GROMACS version: 2025.2
GROMACS modification: No
Hello everyone. I recently started using GROMACS. So, I have a question. I was following the protein-ligand complex tutorial from the mdtutorial site. During solvation step they used 1.0 Å as the distance between protein from the box edge. On the side I was also reading about periodic boundary condition and how cut-off radius is used to define the box size. But didn’t find any literature about how to do the calculation.
I’m currently working on a antithrombin III pdb file. I am using CHARMM 36 force field. I found through a AI deep search that recommended distance between protein and box edge is 1.2 Å. But if possible I want to keep distance specific to the protein.
I was hoping someone could help me understand how the calculation is done. Also, whether 1.2 Å default distance would be good enough for my simulation.
The cut-off radius for vdW and Coulomb forces generally depends on the force field development, and for common force fields for bio sims (like Amber or CHARMM36) is around 1 to 1.2 nm.
Usually, when you build a box of solvent with a protein you would want to be sure to avoid PBCs artifacts, for example a side of a protein connecting with itself across boundaries. At the same time, it would be better to have enough space to have in principle a region of molecules that is not affected by the same object across boundaries. Think about a protein separated from its image by just a couple of water molecules, barely a solvation shell. It’s clear that the dynamics of these molecules will be highly influenced by the protein on one side and by the same PBC image of the protein on the other. While to an extent PBCs effects will be always present, a good rule of thumb to minimize them is to have a box where the protein is separated by AT LEAST the electrostatics cut-off from its boundaries.
So, the fact the numbers used are different is not important, as long as this rule of thumb is followed. Most likely these two systems used different cut-offs and so the box set up was updated accordingly. Use the value consistent with your force field of choice.
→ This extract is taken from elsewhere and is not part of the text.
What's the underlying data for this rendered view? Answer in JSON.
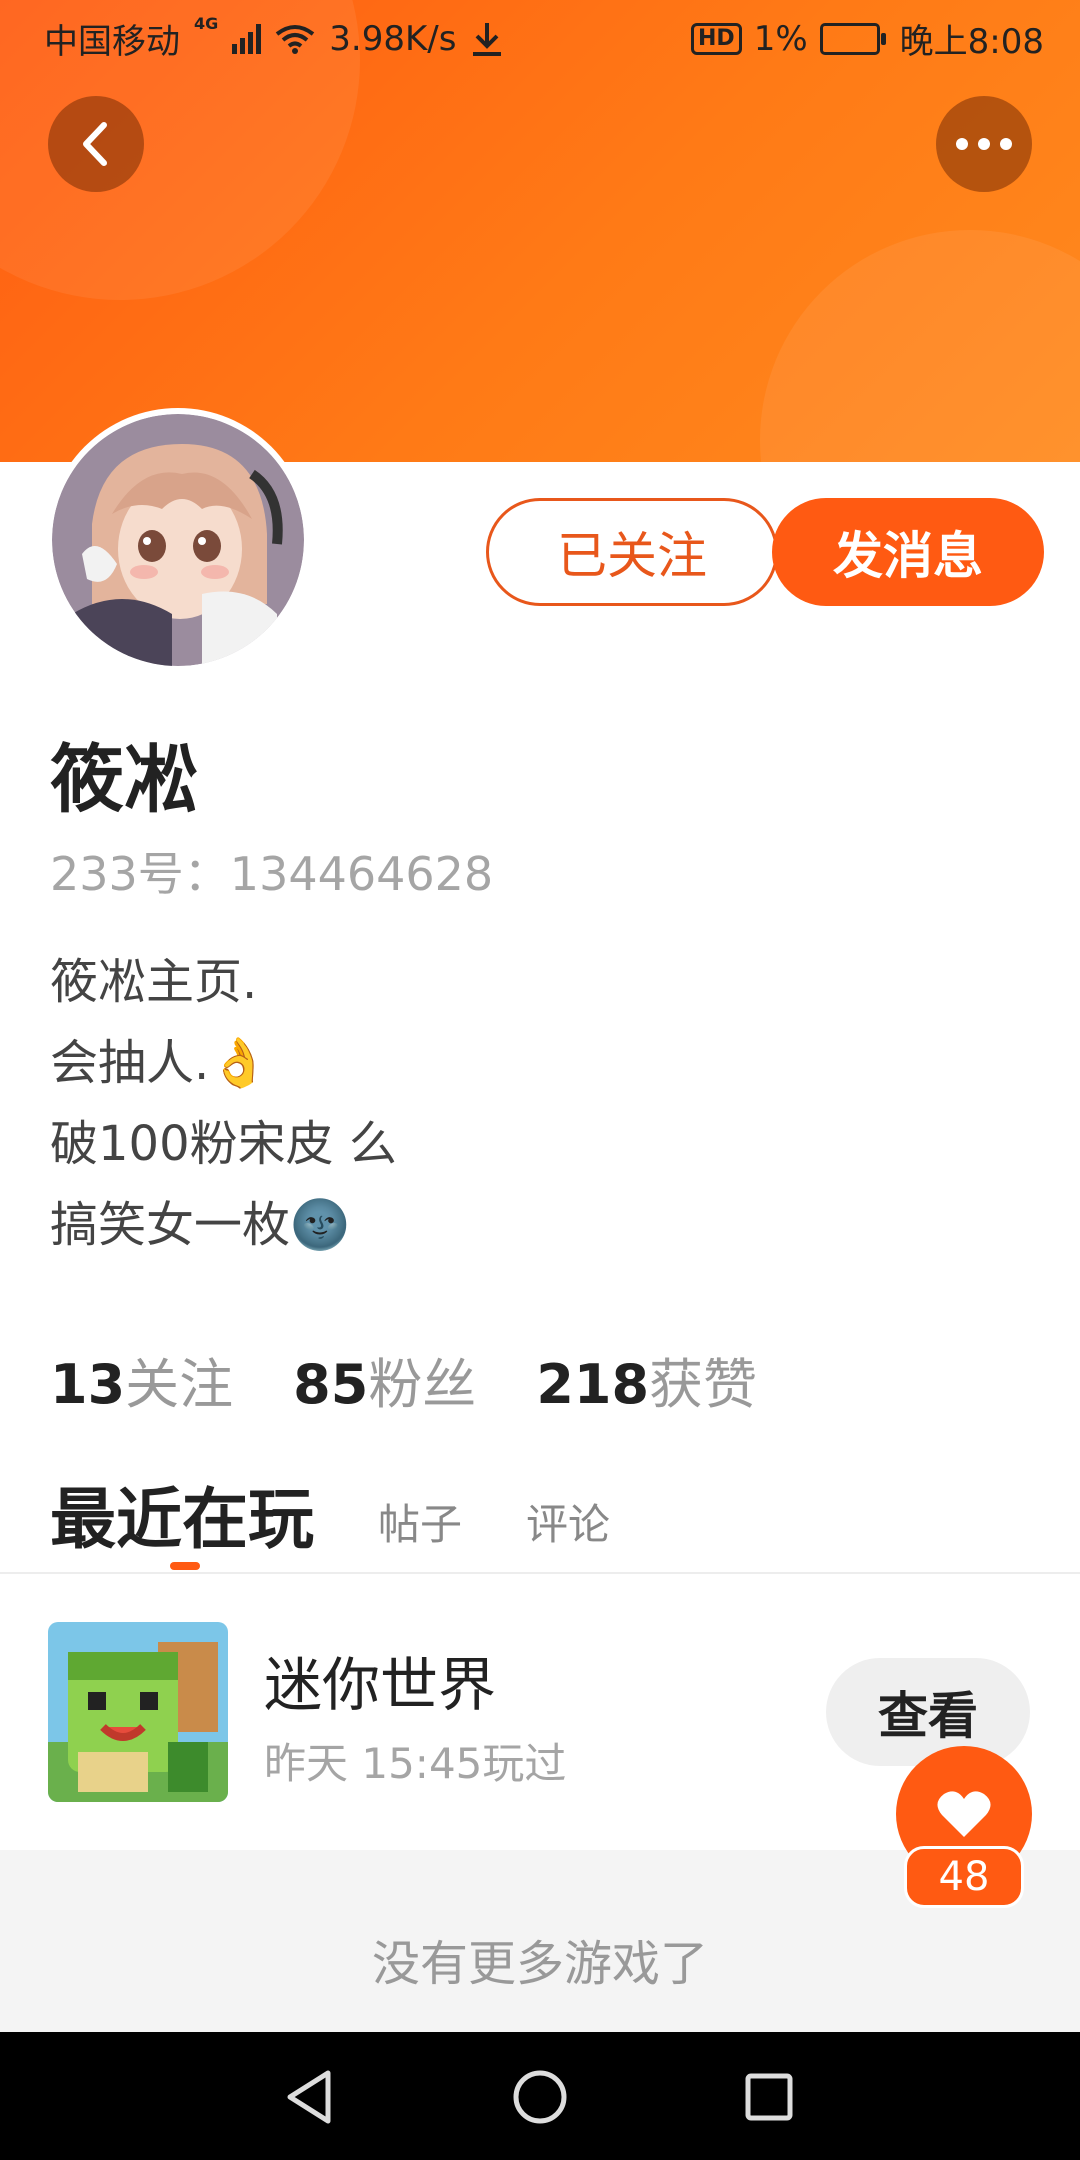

Please note that this also means that there is no upper boundary for this number, just a lower one, as having several nm of water separating two images is, if anything, just better. However, the lowest number is used in the box generation to have the box as small as possible and so minimize the atoms number in the box and have faster sims. Personally, I stick to ~1.5 nm just to be sure. Also, consider that this calculation is done on a static structure coming probably from a crystal pdb. The protein will relax and wobble, so the spacing should be actually adjusted in terms of what is the expected behavior of the protein, e.g., if it has a large loop that will detach and wobble then the box will need to be larger to accommodate these degree of freedom.
Hi @obZehn Thank your help. I got it that I have to use cutoff radius depends on the force field development. I tried to conduct solvation with a dodecahedron and kept the cut-off radius as 1.2 nm. But a portion of the protein is outside the box. I tried to center it by adding -c after cutoff radius but still it was in the same position. I tried using AI to hep me solve the issue but it says that it is a PBC artifact.
I can’t find any way to resolve the issue. Can you help with this issue?
Yes, it is indeed a PBC visualization “artifact”, in the sense that that’s just how the box is represented in its unit cell representation. In MD we use (basically always) PBCs to avoid the existence of boundaries and imitate an infinitely extended bulk environment. As such, your protein is not really outside of the box, but is actually still in the bulk solution. I highly suggest you to do some reading on PBC, for example here, as these are paramount in MD and one of the core concepts to know.
You can fix the visual representation with tools such as gmx trjconv.